Manchen Menschen macht das Gespann Hoffnung, anderen sträuben sich die Haare: Der US-Präsident und die Fernsehpredigerin, Donald Trump und Paula White. Die 53-Jährige ist häufig auf den Bildschirmen zu sehen als Fürsprecherin des Präsidenten - er tue Amerika Gutes und setze sich für Gläubige ein, da ist sie sich offenbar ganz sicher.
White ist seit beinahe zwei Jahrzehnten Trumps "geistliche Beraterin" und hat seit einigen Wochen auch eine Stelle im Weißen Haus, im "Glaubensbüro", das Trump 2018 eingerichtet hatte. Das ist bemerkenswert, denn unter Trumps evangelikalen Getreuen dominieren Männer, und White lehrt theologisch gesehen am Rande des Mainstream.
Die immer makellos schick hergerichtete, superblonde White, geboren wie Elvis Presley in Tupelo in Mississippi, ist eine dynamische Streiterin. Sie steht fest an der Seite von Trump. White nahm ihn selbst dann in Schutz, als ihm die Trennung von Kindern und Eltern aus Migrantenfamilien vorgeworfen wurde. Anfang Januar stand sie mit dem Präsidenten bei einer Wahlkampfveranstaltung in einer Megakirche, es war kurz nach der Tötung des iranischen Generals Soleimani: Trump verspottete seine Rivalen und White betete.
Trump braucht Gläubige
White äußert sich oft drastisch: Keine Waffen sollten gegen Trump wirksam sein, verkündet White und wünscht, dass jeder "dämonische Altar, der gegen ihn aufgestellt worden ist, niedergerissen wird".

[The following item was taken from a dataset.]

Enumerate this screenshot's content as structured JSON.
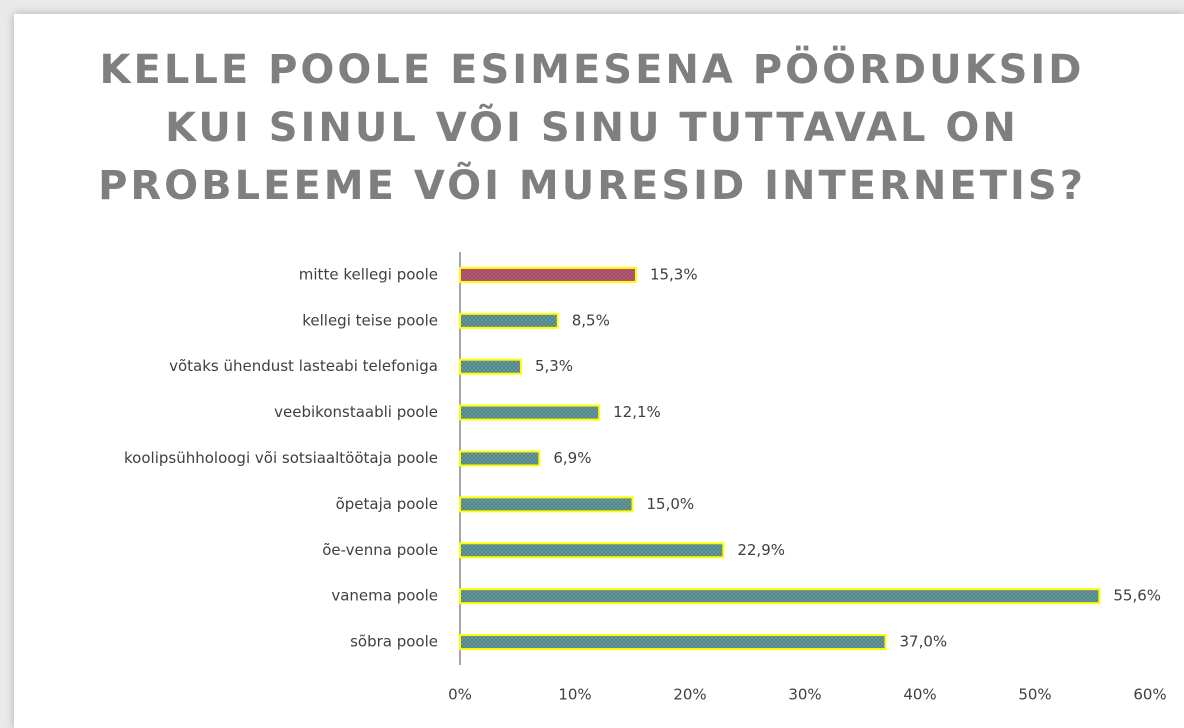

Trump braucht die Gläubigen für seine Wiederwahl. Viele weiße Protestanten, besonders evangelikale, sind anscheinend unerschütterlich in ihrer Treue. Will man Trump und manche seiner evangelikalen Fans verstehen, lohnt sich der Blick auf Whites Glauben: Ihr Jesus steht nicht aufseiten der Armen und Ausgestoßenen, sondern schafft Gewinner. Whites Lehre gilt als "Wohlstandsevangelium": Gott wolle, dass Gläubige Erfolg haben und im Wohlstand leben. Daran erkenne man Gottes Segen.
Anhänger hat diese Form des Glaubens in einigen pfingstkirchlichen Kreisen, prominente TV-Prediger wie Joel Osteen und Benny Hinn sowie der legendäre 2009 verstorbenen Oral Roberts gehören dazu, bei dessen Massenveranstaltungen angeblich zahllose Kranke geheilt wurden.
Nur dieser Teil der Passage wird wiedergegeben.